Как тут – откуда услышался колокольчик… и прискакал исправник, да прямо к Тихону в хату, да и крикнул тотчас:
– Ступайте весь народ к волости; губернатор приехал; собирайтесь все; есть дело. Тихон, пойдем со мной, и с женою, и с детьми.
Вот народ и бросился весь к волости, а по дворам десятские бегают да собирают, чтобы и старое, и малое, все чтобы шли туда, потому что дело есть. Собралась громада, а тут и исправник, пришел и за ним Тихон, и Стеха, и дети их. Стеха бы то шла да надвое думала: зачем ее с детьми ведут к губернатору? Или меня накажут, зачем я все бранилась с Тихоном; или, больше того, что его накажут, зачем обобрал у меня всю одежу; и когда б таки хорошенько, да хорошенько…
Только что стали к волости доходить, тут вышел к громаде сам губернатор и спрашивает: где Тихон Брус? Вот исправник и подвел его. Губернатор взял его за руку и, поставивши подле себя, да и говорит:
– Стань здесь, почтенный старичок! – да и дал исправнику бумагу и велел вслух читать… Господи милостивый! Что же то там написано было!
К самому царю дошло до сведения, что в этот голодный год Тихон делал, как старался, как людей пропитывал и как за царскую казну исправно покупал и порядком его всем раздавал; а что наиболее, что сам всего своего имения лишился и все употребил на пропитание людей в своем селе. Так за это все царь прислал ему медаль серебряную, великую, а на ней самое таки настоящее царское лице, и повелевал ту медаль надеть на Тихона на ленте, да широкой, да красной, как обыкновенно бывает кавалерия. Да еще сверх того повелевал из своей царской казны выкупить все имущество, что заложил Тихон, и его, и женино, и детское, и пополнить ему все деньги, сколько он издержал на пропитание людское.
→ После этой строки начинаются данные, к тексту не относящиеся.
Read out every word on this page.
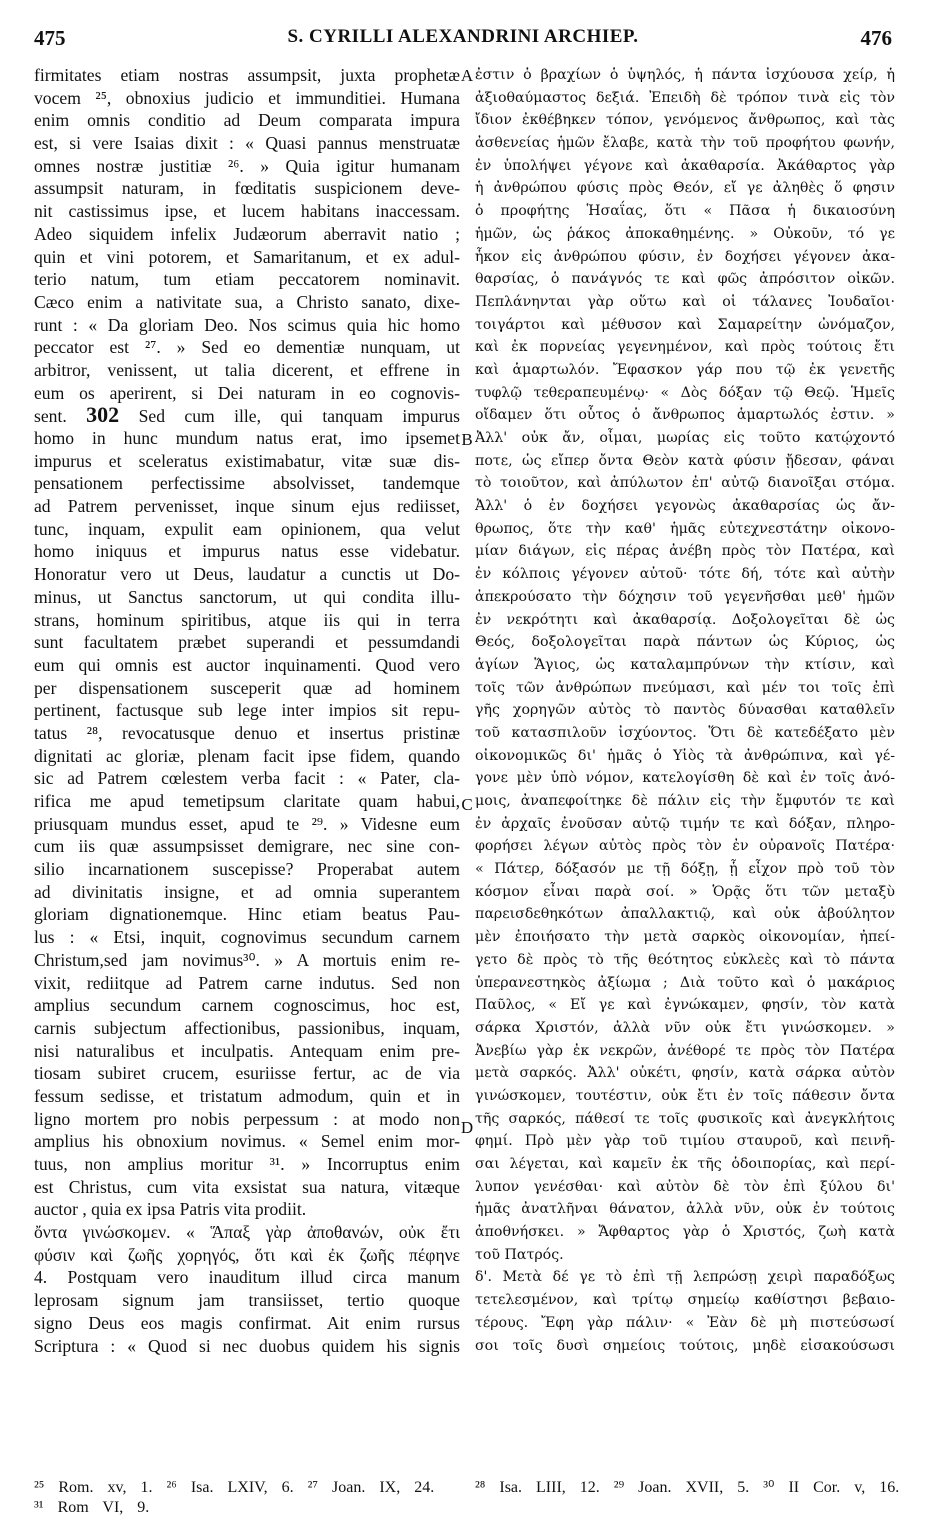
475	S. CYRILLI ALEXANDRINI ARCHIEP.	476
A
B
C
D
firmitates etiam nostras assumpsit, juxta prophetæ
vocem ²⁵, obnoxius judicio et immunditiei. Humana
enim omnis conditio ad Deum comparata impura
est, si vere Isaias dixit : « Quasi pannus menstruatæ
omnes nostræ justitiæ ²⁶. » Quia igitur humanam
assumpsit naturam, in fœditatis suspicionem deve-
nit castissimus ipse, et lucem habitans inaccessam.
Adeo siquidem infelix Judæorum aberravit natio ;
quin et vini potorem, et Samaritanum, et ex adul-
terio natum, tum etiam peccatorem nominavit.
Cæco enim a nativitate sua, a Christo sanato, dixe-
runt : « Da gloriam Deo. Nos scimus quia hic homo
peccator est ²⁷. » Sed eo dementiæ nunquam, ut
arbitror, venissent, ut talia dicerent, et effrene in
eum os aperirent, si Dei naturam in eo cognovis-
sent. 302 Sed cum ille, qui tanquam impurus
homo in hunc mundum natus erat, imo ipsemet
impurus et sceleratus existimabatur, vitæ suæ dis-
pensationem perfectissime absolvisset, tandemque
ad Patrem pervenisset, inque sinum ejus rediisset,
tunc, inquam, expulit eam opinionem, qua velut
homo iniquus et impurus natus esse videbatur.
Honoratur vero ut Deus, laudatur a cunctis ut Do-
minus, ut Sanctus sanctorum, ut qui condita illu-
strans, hominum spiritibus, atque iis qui in terra
sunt facultatem præbet superandi et pessumdandi
eum qui omnis est auctor inquinamenti. Quod vero
per dispensationem susceperit quæ ad hominem
pertinent, factusque sub lege inter impios sit repu-
tatus ²⁸, revocatusque denuo et insertus pristinæ
dignitati ac gloriæ, plenam facit ipse fidem, quando
sic ad Patrem cœlestem verba facit : « Pater, cla-
rifica me apud temetipsum claritate quam habui,
priusquam mundus esset, apud te ²⁹. » Videsne eum
cum iis quæ assumpsisset demigrare, nec sine con-
silio incarnationem suscepisse? Properabat autem
ad divinitatis insigne, et ad omnia superantem
gloriam dignationemque. Hinc etiam beatus Pau-
lus : « Etsi, inquit, cognovimus secundum carnem
Christum,sed jam novimus³⁰. » A mortuis enim re-
vixit, rediitque ad Patrem carne indutus. Sed non
amplius secundum carnem cognoscimus, hoc est,
carnis subjectum affectionibus, passionibus, inquam,
nisi naturalibus et inculpatis. Antequam enim pre-
tiosam subiret crucem, esuriisse fertur, ac de via
fessum sedisse, et tristatum admodum, quin et in
ligno mortem pro nobis perpessum : at modo non
amplius his obnoxium novimus. « Semel enim mor-
tuus, non amplius moritur ³¹. » Incorruptus enim
est Christus, cum vita exsistat sua natura, vitæque
auctor , quia ex ipsa Patris vita prodiit.
ὄντα γινώσκομεν. « Ἅπαξ γὰρ ἀποθανών, οὐκ ἔτι
φύσιν καὶ ζωῆς χορηγός, ὅτι καὶ ἐκ ζωῆς πέφηνε
4. Postquam vero inauditum illud circa manum
leprosam signum jam transiisset, tertio quoque
signo Deus eos magis confirmat. Ait enim rursus
Scriptura : « Quod si nec duobus quidem his signis
ἐστιν ὁ βραχίων ὁ ὑψηλός, ἡ πάντα ἰσχύουσα χείρ, ἡ
ἀξιοθαύμαστος δεξιά. Ἐπειδὴ δὲ τρόπον τινὰ εἰς τὸν
ἴδιον ἐκθέβηκεν τόπον, γενόμενος ἄνθρωπος, καὶ τὰς
ἀσθενείας ἡμῶν ἔλαβε, κατὰ τὴν τοῦ προφήτου φωνήν,
ἐν ὑπολήψει γέγονε καὶ ἀκαθαρσία. Ἀκάθαρτος γὰρ
ἡ ἀνθρώπου φύσις πρὸς Θεόν, εἴ γε ἀληθὲς ὅ φησιν
ὁ προφήτης Ἡσαΐας, ὅτι « Πᾶσα ἡ δικαιοσύνη
ἡμῶν, ὡς ῥάκος ἀποκαθημένης. » Οὐκοῦν, τό γε
ἧκον εἰς ἀνθρώπου φύσιν, ἐν δοχήσει γέγονεν ἀκα-
θαρσίας, ὁ πανάγνός τε καὶ φῶς ἀπρόσιτον οἰκῶν.
Πεπλάνηνται γὰρ οὕτω καὶ οἱ τάλανες Ἰουδαῖοι·
τοιγάρτοι καὶ μέθυσον καὶ Σαμαρείτην ὠνόμαζον,
καὶ ἐκ πορνείας γεγενημένον, καὶ πρὸς τούτοις ἔτι
καὶ ἁμαρτωλόν. Ἔφασκον γάρ που τῷ ἐκ γενετῆς
τυφλῷ τεθεραπευμένῳ· « Δὸς δόξαν τῷ Θεῷ. Ἡμεῖς
οἴδαμεν ὅτι οὗτος ὁ ἄνθρωπος ἁμαρτωλός ἐστιν. »
Ἀλλ' οὐκ ἄν, οἶμαι, μωρίας εἰς τοῦτο κατῴχοντό
ποτε, ὡς εἴπερ ὄντα Θεὸν κατὰ φύσιν ᾔδεσαν, φάναι
τὸ τοιοῦτον, καὶ ἀπύλωτον ἐπ' αὐτῷ διανοῖξαι στόμα.
Ἀλλ' ὁ ἐν δοχήσει γεγονὼς ἀκαθαρσίας ὡς ἄν-
θρωπος, ὅτε τὴν καθ' ἡμᾶς εὐτεχνεστάτην οἰκονο-
μίαν διάγων, εἰς πέρας ἀνέβη πρὸς τὸν Πατέρα, καὶ
ἐν κόλποις γέγονεν αὐτοῦ· τότε δή, τότε καὶ αὐτὴν
ἀπεκρούσατο τὴν δόχησιν τοῦ γεγενῆσθαι μεθ' ἡμῶν
ἐν νεκρότητι καὶ ἀκαθαρσίᾳ. Δοξολογεῖται δὲ ὡς
Θεός, δοξολογεῖται παρὰ πάντων ὡς Κύριος, ὡς
ἁγίων Ἅγιος, ὡς καταλαμπρύνων τὴν κτίσιν, καὶ
τοῖς τῶν ἀνθρώπων πνεύμασι, καὶ μέν τοι τοῖς ἐπὶ
γῆς χορηγῶν αὐτὸς τὸ παντὸς δύνασθαι καταθλεῖν
τοῦ κατασπιλοῦν ἰσχύοντος. Ὅτι δὲ κατεδέξατο μὲν
οἰκονομικῶς δι' ἡμᾶς ὁ Υἱὸς τὰ ἀνθρώπινα, καὶ γέ-
γονε μὲν ὑπὸ νόμον, κατελογίσθη δὲ καὶ ἐν τοῖς ἀνό-
μοις, ἀναπεφοίτηκε δὲ πάλιν εἰς τὴν ἔμφυτόν τε καὶ
ἐν ἀρχαῖς ἐνοῦσαν αὐτῷ τιμήν τε καὶ δόξαν, πληρο-
φορήσει λέγων αὐτὸς πρὸς τὸν ἐν οὐρανοῖς Πατέρα·
« Πάτερ, δόξασόν με τῇ δόξῃ, ᾗ εἶχον πρὸ τοῦ τὸν
κόσμον εἶναι παρὰ σοί. » Ὁρᾷς ὅτι τῶν μεταξὺ
παρεισδεθηκότων ἀπαλλακτιῷ, καὶ οὐκ ἀβούλητον
μὲν ἐποιήσατο τὴν μετὰ σαρκὸς οἰκονομίαν, ἠπεί-
γετο δὲ πρὸς τὸ τῆς θεότητος εὐκλεὲς καὶ τὸ πάντα
ὑπερανεστηκὸς ἀξίωμα ; Διὰ τοῦτο καὶ ὁ μακάριος
Παῦλος, « Εἴ γε καὶ ἐγνώκαμεν, φησίν, τὸν κατὰ
σάρκα Χριστόν, ἀλλὰ νῦν οὐκ ἔτι γινώσκομεν. »
Ἀνεβίω γὰρ ἐκ νεκρῶν, ἀνέθορέ τε πρὸς τὸν Πατέρα
μετὰ σαρκός. Ἀλλ' οὐκέτι, φησίν, κατὰ σάρκα αὐτὸν
γινώσκομεν, τουτέστιν, οὐκ ἔτι ἐν τοῖς πάθεσιν ὄντα
τῆς σαρκός, πάθεσί τε τοῖς φυσικοῖς καὶ ἀνεγκλήτοις
φημί. Πρὸ μὲν γὰρ τοῦ τιμίου σταυροῦ, καὶ πεινῆ-
σαι λέγεται, καὶ καμεῖν ἐκ τῆς ὁδοιπορίας, καὶ περί-
λυπον γενέσθαι· καὶ αὐτὸν δὲ τὸν ἐπὶ ξύλου δι'
ἡμᾶς ἀνατλῆναι θάνατον, ἀλλὰ νῦν, οὐκ ἐν τούτοις
ἀποθνήσκει. » Ἄφθαρτος γὰρ ὁ Χριστός, ζωὴ κατὰ
τοῦ Πατρός.
δ'. Μετὰ δέ γε τὸ ἐπὶ τῇ λεπρώσῃ χειρὶ παραδόξως
τετελεσμένον, καὶ τρίτῳ σημείῳ καθίστησι βεβαιο-
τέρους. Ἔφη γὰρ πάλιν· « Ἐὰν δὲ μὴ πιστεύσωσί
σοι τοῖς δυσὶ σημείοις τούτοις, μηδὲ εἰσακούσωσι
²⁵ Rom. xv, 1. ²⁶ Isa. LXIV, 6. ²⁷ Joan. IX, 24.
³¹ Rom VI, 9.
²⁸ Isa. LIII, 12. ²⁹ Joan. XVII, 5. ³⁰ II Cor. v, 16.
Как это прочитали, так народ удивился от радости, а Тихон стоит, наклонивши голову, и не помнит себя, в раю ли он или где? Малой ли чести он дожил?
Потом губернатор вынул из ящика ту царскую медаль и повесил на ленте на шею Тихону, а тот так и упал на колена да плачет же то от радости, как малое дитя. А тут и Стеха с дочками тоже припала к ногам губернатора да целует их; только уже неизвестно, рада ли она была медали, что мужу ее надели, или тому, что воротились ее очипки, и плахты, и намисты, и все…
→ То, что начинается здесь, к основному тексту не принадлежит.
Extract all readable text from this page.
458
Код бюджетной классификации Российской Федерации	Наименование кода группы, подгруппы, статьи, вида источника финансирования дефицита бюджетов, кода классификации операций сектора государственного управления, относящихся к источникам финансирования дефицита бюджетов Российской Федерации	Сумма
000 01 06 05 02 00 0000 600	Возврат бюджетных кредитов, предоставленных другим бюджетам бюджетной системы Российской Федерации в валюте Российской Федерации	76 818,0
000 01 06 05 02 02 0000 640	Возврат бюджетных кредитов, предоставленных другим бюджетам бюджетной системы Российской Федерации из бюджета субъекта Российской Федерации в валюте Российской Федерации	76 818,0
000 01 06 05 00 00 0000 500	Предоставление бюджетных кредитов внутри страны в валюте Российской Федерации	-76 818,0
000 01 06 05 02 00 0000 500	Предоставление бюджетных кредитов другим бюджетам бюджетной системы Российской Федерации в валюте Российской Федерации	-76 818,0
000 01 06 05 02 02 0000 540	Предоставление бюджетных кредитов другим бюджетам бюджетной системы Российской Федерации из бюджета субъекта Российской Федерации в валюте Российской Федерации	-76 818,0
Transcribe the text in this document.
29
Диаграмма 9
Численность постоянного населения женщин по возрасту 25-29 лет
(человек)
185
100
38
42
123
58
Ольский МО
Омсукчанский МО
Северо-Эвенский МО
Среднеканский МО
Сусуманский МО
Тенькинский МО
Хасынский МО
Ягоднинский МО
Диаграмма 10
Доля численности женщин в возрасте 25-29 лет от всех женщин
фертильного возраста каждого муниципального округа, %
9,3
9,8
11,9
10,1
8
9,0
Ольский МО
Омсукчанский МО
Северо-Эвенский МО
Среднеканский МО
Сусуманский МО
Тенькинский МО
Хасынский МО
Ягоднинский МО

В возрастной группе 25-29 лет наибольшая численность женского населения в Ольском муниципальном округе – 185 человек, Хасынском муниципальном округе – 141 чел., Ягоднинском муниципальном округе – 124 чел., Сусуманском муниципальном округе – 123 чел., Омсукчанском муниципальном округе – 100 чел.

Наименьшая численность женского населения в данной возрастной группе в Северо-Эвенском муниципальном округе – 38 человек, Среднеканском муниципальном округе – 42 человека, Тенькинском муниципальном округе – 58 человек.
Вот губернатор, надевши медаль, поднял Тихона, и поцеловал его в голову, и сказал:
– Поздравляю тебя, почтенный старичок, с царскою милостью! Потом велел исправнику все имущество Тихоново, что тут было уже привезено и из-под залога выкуплено, и деньги, сколько повелено было, отдать все Тихону, а обществу приказать, чтобы все Тихона и уважали, и почитали. А жене приказывал, чтоб не спорила, и не бранилась с мужем, и слушала бы его во всем, и детей учила слушать отца потому, что он ни вздумает, то все на пользу. Потом опять к Тихону и говорит:
– Видишь, старик! Ты не ошибся: делай добро, вот и тебе будет добро! – Потом поклонился народу, садясь в свою коляску, да и сказал: – Прощайте, люди добрые! Молитесь за царя!.. – да и поехал скоро себе.
А народ же то весь, снявши шапки и поднявши руки к Богу, так в один голос и зашумели:
– Подержи его, Господи, в счастье и здоровье на этом свете и при нас, и при наших детях и внуках, что он нас в самую злую годину не оставил и пропитал нас, как отец детей, и того наградил, кто пекся об нас. Пошли, Господь милостивый, царю нашему и царице всего, чего они от тебя желают и что ты знаешь, за их добродетель, им послать.